The third difference is in asset structure. DDC does not have a financial black hole of burning cash, nor is it a shell company supported by hype to sustain its valuation. Its food business still maintains an annual growth of 30-40%. In other words, it is a BTC strategic reserve company with 'fundamentals', capable of narrating in a bull market and competing for cash flow in a bear market.

This balance is the sense of rhythm she has cultivated over the past decade.

Norma said that if it weren't for the patience developed in early content creation, the resonance community established with Generation Z users, and the organizational rhythm gained over time, DDC might have never understood Bitcoin, let alone write it into its balance sheet.

The foreigner stands in the center of the stage

Norma has never defined herself as a 'Crypto person'. But those seemingly 'non-mainstream' labels she carries unexpectedly resonate with the spiritual core of Bitcoin.

She is not anxious about the Bitcoin narrative being dominated by Europe and America, nor is she worried about the absence of Asian capital from the main stage.

Her confidence also comes from structural changes in the real world. She sees regulatory loosening, capital shifts, and rewriting of funding structures, and she also sees Generation Z understanding value in a completely different way. "Stablecoins have educated the market, and Crypto is truly being understood." She said that investors who couldn't comprehend BTC a month ago are now discussing premium structure and coin-based asset allocation.

Norma is not the type to loudly proclaim a 'decentralization revolution', but she is participating in this global wealth reconstruction through a highly realistic path. And she herself has also undergone a self-reconstruction of identity in this process.

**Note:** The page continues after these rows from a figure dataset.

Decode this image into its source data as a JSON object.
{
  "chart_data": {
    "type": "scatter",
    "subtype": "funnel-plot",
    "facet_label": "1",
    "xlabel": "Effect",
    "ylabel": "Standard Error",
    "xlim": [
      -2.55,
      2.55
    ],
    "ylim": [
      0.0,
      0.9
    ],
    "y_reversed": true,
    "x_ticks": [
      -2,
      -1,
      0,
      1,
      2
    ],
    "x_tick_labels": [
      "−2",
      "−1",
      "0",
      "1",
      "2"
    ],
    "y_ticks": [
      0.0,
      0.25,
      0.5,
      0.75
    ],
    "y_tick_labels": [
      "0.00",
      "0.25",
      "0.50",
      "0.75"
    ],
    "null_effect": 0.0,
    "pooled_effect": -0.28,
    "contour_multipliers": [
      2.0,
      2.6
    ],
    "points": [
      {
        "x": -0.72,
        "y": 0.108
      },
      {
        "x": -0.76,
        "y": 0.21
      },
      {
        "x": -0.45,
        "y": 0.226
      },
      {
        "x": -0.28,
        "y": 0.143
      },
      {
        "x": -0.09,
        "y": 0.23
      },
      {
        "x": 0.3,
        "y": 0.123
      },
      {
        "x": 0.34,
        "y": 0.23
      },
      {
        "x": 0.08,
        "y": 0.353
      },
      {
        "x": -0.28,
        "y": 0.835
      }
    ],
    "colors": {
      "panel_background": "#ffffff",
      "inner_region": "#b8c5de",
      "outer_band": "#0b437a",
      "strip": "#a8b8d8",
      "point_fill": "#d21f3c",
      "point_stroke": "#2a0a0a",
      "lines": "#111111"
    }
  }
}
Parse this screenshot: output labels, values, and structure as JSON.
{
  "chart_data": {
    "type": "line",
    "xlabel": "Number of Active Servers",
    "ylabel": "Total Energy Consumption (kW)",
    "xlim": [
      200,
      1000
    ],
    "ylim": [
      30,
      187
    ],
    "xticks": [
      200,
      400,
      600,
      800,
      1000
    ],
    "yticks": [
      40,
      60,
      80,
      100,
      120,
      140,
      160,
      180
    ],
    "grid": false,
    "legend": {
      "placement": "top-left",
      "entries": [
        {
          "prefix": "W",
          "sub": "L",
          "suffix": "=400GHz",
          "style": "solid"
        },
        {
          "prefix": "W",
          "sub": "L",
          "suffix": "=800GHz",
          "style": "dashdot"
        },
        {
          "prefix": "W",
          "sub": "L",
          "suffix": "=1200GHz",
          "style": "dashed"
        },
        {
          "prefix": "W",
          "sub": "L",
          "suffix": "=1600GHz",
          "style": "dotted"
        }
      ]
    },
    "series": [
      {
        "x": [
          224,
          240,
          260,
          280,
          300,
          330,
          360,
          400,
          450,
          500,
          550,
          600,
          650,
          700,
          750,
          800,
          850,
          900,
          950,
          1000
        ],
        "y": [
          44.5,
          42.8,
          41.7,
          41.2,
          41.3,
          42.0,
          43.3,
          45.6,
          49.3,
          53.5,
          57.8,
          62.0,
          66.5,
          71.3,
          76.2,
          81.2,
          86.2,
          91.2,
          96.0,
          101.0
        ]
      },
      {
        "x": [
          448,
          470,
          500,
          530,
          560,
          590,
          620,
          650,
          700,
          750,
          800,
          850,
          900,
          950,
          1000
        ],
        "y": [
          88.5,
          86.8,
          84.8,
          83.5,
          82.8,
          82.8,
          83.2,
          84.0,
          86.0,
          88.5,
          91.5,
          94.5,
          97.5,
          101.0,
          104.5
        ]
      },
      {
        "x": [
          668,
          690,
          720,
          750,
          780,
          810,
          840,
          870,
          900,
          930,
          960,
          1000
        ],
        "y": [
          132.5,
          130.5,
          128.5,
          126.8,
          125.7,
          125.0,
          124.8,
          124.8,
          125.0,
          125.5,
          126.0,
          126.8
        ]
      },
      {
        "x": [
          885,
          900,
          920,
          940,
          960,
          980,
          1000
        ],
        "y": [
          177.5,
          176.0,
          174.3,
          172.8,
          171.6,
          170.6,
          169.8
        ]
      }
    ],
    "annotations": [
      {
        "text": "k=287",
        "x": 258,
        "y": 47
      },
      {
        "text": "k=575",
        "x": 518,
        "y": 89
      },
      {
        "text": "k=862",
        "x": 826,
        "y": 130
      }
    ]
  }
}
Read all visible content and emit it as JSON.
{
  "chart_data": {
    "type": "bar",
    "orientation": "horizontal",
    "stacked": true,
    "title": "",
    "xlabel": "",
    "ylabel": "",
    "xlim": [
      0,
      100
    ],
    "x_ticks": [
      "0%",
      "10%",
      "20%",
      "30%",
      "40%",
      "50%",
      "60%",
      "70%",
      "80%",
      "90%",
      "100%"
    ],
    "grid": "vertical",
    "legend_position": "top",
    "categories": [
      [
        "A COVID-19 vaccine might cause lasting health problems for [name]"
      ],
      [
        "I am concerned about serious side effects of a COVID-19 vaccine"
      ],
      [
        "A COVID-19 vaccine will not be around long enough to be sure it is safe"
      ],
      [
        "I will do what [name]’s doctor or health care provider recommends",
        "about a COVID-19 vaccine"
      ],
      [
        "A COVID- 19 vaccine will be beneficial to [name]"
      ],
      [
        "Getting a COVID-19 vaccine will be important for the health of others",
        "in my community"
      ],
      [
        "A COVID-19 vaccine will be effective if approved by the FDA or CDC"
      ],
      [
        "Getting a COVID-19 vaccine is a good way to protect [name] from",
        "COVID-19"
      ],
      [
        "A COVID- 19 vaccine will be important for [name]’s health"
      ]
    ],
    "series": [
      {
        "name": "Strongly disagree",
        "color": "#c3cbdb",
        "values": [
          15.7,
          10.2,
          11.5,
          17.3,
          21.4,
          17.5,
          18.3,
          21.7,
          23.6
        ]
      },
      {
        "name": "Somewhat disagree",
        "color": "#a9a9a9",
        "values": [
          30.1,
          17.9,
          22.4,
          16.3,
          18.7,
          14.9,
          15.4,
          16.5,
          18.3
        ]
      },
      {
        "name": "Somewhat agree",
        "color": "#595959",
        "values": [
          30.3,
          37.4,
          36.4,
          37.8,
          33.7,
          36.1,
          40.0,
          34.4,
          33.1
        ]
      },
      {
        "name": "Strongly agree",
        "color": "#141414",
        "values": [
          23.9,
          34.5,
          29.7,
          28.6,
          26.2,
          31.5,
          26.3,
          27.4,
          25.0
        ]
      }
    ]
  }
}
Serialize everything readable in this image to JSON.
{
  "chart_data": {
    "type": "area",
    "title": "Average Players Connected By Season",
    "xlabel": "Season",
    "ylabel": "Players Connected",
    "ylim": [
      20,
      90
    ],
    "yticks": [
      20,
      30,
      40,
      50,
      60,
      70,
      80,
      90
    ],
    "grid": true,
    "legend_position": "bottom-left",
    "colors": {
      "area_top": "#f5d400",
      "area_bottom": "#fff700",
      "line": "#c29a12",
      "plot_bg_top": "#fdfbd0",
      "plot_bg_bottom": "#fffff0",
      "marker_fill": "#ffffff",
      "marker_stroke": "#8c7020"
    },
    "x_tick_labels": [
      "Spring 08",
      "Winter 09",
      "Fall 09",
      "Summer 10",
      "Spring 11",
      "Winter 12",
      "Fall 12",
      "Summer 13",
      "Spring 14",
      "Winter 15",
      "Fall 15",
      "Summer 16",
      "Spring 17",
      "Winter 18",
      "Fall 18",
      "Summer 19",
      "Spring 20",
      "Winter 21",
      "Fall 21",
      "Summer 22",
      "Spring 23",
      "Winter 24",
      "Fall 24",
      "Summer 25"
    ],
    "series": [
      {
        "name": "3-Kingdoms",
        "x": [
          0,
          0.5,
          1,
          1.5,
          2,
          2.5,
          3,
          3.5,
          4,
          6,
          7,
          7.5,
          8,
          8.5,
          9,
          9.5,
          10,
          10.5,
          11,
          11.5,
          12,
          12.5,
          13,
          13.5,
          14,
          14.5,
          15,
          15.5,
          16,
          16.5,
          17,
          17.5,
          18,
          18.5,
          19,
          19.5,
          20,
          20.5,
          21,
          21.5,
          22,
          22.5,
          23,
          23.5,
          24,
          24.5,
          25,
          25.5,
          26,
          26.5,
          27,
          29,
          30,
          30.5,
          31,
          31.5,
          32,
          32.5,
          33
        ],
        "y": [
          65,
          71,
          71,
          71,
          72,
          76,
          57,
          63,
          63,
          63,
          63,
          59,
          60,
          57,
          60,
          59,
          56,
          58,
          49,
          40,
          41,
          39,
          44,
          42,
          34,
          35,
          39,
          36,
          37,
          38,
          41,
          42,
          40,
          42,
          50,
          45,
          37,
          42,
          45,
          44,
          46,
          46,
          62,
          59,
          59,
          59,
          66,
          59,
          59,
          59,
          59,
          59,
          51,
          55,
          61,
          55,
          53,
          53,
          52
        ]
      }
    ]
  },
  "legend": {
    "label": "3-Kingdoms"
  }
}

In the past decade, she has transformed from a content entrepreneur into the CEO of a listed company and has become the world's first female founder to promote Bitcoin as a strategic reserve. She was once marginalized, but now, because of being 'non-mainstream', she has become a starting point for a new narrative.

"Existence is difference; difference is advantage," she said. She knows her way of expression differs from many managers, and her pace is slower, but this 'slowness', in a rapidly changing capital cycle, appears to be more resilient. "I may not be smarter than others, but I am persistent."

This is her commonality with Bitcoin—both come from the margins, both are not well-regarded, and both have persisted for too long. One is a builder of brand and community; the other is a totem of a decentralized world. They did not originally belong to the main narrative of finance, but at this moment, they converge on the same balance sheet.

The two 'foreigners' have now reached the glowing center of the mainstream stage.